A proposito delle riflessioni contenute nell’Instrumentum laboris (nn. 24 e 41) sulla Parola di Dio nella vita del credente, considero interessante far riferimento alla vita dei santi. In essi l’incontro con la Parola di Dio attraverso la lettura della Sacra Scrittura non ha costituito soltanto una luce intellettuale, ma ha prodotto anche un cambiamento radicale nell’esistenza. Come non ricordare che un passo della Lettera ai Romani (13,13-14) fu determinante nel percorso di conversione di Sant’Agostino, come egli stesso racconta nel celebre episodio del “Tolle, lege”?[1]. Penso che in quanto pastori siamo chiamati, quotidianamente e in prima persona, a mettere in pratica la Bibbia, e in particolare il Vangelo. Dobbiamo cercare di avere tutti — noi, i nostri sacerdoti e i laici — una profonda sete di Gesù Cristo, vivendo ogni scena del Vangelo come un personaggio tra gli altri.

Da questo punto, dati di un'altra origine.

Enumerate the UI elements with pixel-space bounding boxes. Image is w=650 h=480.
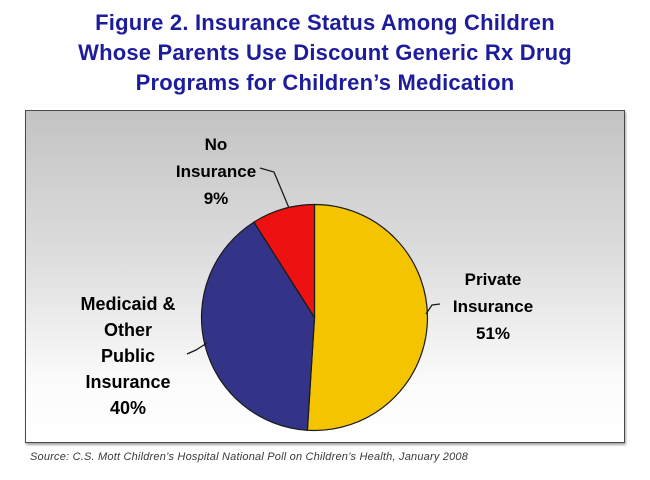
pie-chart	[186, 167, 441, 432]
slice-label-line: 40%	[109, 398, 147, 418]
figure-title-line-3: Programs for Children’s Medication	[135, 70, 515, 95]
pie-slices	[200, 203, 429, 432]
slice-label-line: Private	[464, 270, 522, 289]
leader-line-no-insurance	[259, 167, 290, 209]
slice-label-line: Public	[100, 346, 155, 366]
slice-label-line: 51%	[475, 324, 511, 343]
slice-label-line: Insurance	[175, 162, 257, 181]
slice-label-medicaid: Medicaid & Other Public Insurance 40%	[58, 291, 198, 421]
slice-label-line: Insurance	[452, 297, 534, 316]
slice-label-private-insurance: Private Insurance 51%	[423, 266, 563, 347]
slice-label-line: No	[204, 135, 228, 154]
slice-label-line: Insurance	[85, 372, 171, 392]
chart-panel: No Insurance 9% Medicaid & Other Public …	[25, 110, 625, 443]
figure-title-line-1: Figure 2. Insurance Status Among Childre…	[95, 10, 555, 35]
leader-line-private-insurance	[425, 303, 441, 315]
pie-slice-private-insurance	[306, 203, 429, 432]
pie-slice-no-insurance	[253, 203, 316, 320]
slice-label-line: Medicaid &	[80, 294, 176, 314]
leader-line-medicaid	[186, 342, 208, 355]
slice-label-no-insurance: No Insurance 9%	[146, 131, 286, 212]
slice-label-line: 9%	[203, 189, 229, 208]
source-note: Source: C.S. Mott Children’s Hospital Na…	[30, 451, 469, 463]
slice-label-line: Other	[103, 320, 152, 340]
figure-title-line-2: Whose Parents Use Discount Generic Rx Dr…	[78, 40, 572, 65]
pie-slice-medicaid-other-public-insurance	[200, 221, 316, 431]
figure-title: Figure 2. Insurance Status Among Childre…	[0, 8, 650, 98]
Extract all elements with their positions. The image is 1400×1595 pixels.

È quanto contempliamo in molti di coloro che ascoltavano Gesù. Per esempio, nel discorso eucaristico di Cafarnao, è il suo stesso contenuto noetico a interpellare vitalmente. Mentre molti si scandalizzano e si allontanano da Cristo, Pietro confessa: “Tu hai parole di vita eterna” ( Gv 6,68). Analogamente, il fatto che la Parola di Dio non sia soltanto rivolta all’intelletto ma anche al cuore appare chiaro nella scena di Emmaus: “Non ci ardeva forse il cuore nel petto mentre conversava con noi lungo il cammino, quando ci spiegava le Scritture?” ( Lc 24,32).

La Bibbia richiede all’interlocutore credente una risposta: la “risposta dell’orazione”, come ricorda la Costituzione conciliare Dei Verbum (n. 25). Chi ascolta la Parola di Dio in un contesto di orazione — sia comunitaria, che culmina nella celebrazione liturgica, sia personale, nell’intimità del cuore — non apprende solo alcuni contenuti, venendo a conoscere i grandi eventi e figure della storia della salvezza, ma cerca anche di assimilare tali insegnamenti e avvenimenti, applicandoli alla propria vita, per essere capace di trasmetterli ad altri. Ritengo perciò molto opportuno che noi pastori, nel sacramento della Confessione, impariamo a raccomandare spesso ai fedeli la lettura del Vangelo, insegnando a partecipare a quanto lì ci viene narrato e invitando i penitenti a offrire anch’essi questo stesso consiglio ai colleghi, ai famigliari, agli amici.

Non basta meditare idee o episodi che possano suscitare la nostra ammirazione per la verità, la bontà o bellezza che riflettono; è necessario far sì che tutti noi cristiani, come i santi, cerchiamo di portare questi testi alla nostra vita personale di ogni giorno, per trasformarla. Questo vale ovviamente per tutta la Bibbia, ma soprattutto per il Nuovo Testamento, perché è una comunicazione che produce fatti e cambia la vita.

A differenza degli altri esseri di questo mondo, l’uomo ha bisogno di sapere chi è per poterlo essere con pienezza; in altre parole, l’uomo ha bisogno di trovare il senso della vita, che illumini i molteplici aspetti della sua attività. Precisamente per questo, è un essere “in ascolto”. Le donne e gli uomini hanno sempre più urgente necessità delle parole di vita eterna, della Parola di Dio, la sola capace di dare un senso autentico alla vita; e hanno bisogno di essere non solo ascoltatori della Parola, ma anche di osservarla e metterla in pratica.

Ritengo inoltre che sia molto opportuno curare la lettura ben fatta, cioè davvero vissuta, dei testi della Messa, senza trasformarla in una sorta di declamazione. Il sacerdote, il diacono, il lettore devono introdursi nel testo, con la certezza che Dio stia parlando a loro e alla comunità.

[1] Cfr. SANT’AGOSTINO, Confessioni, 8, 12, 29-30.

Romana, n. 47, Luglio-Dicembre 2008, p. 288-289.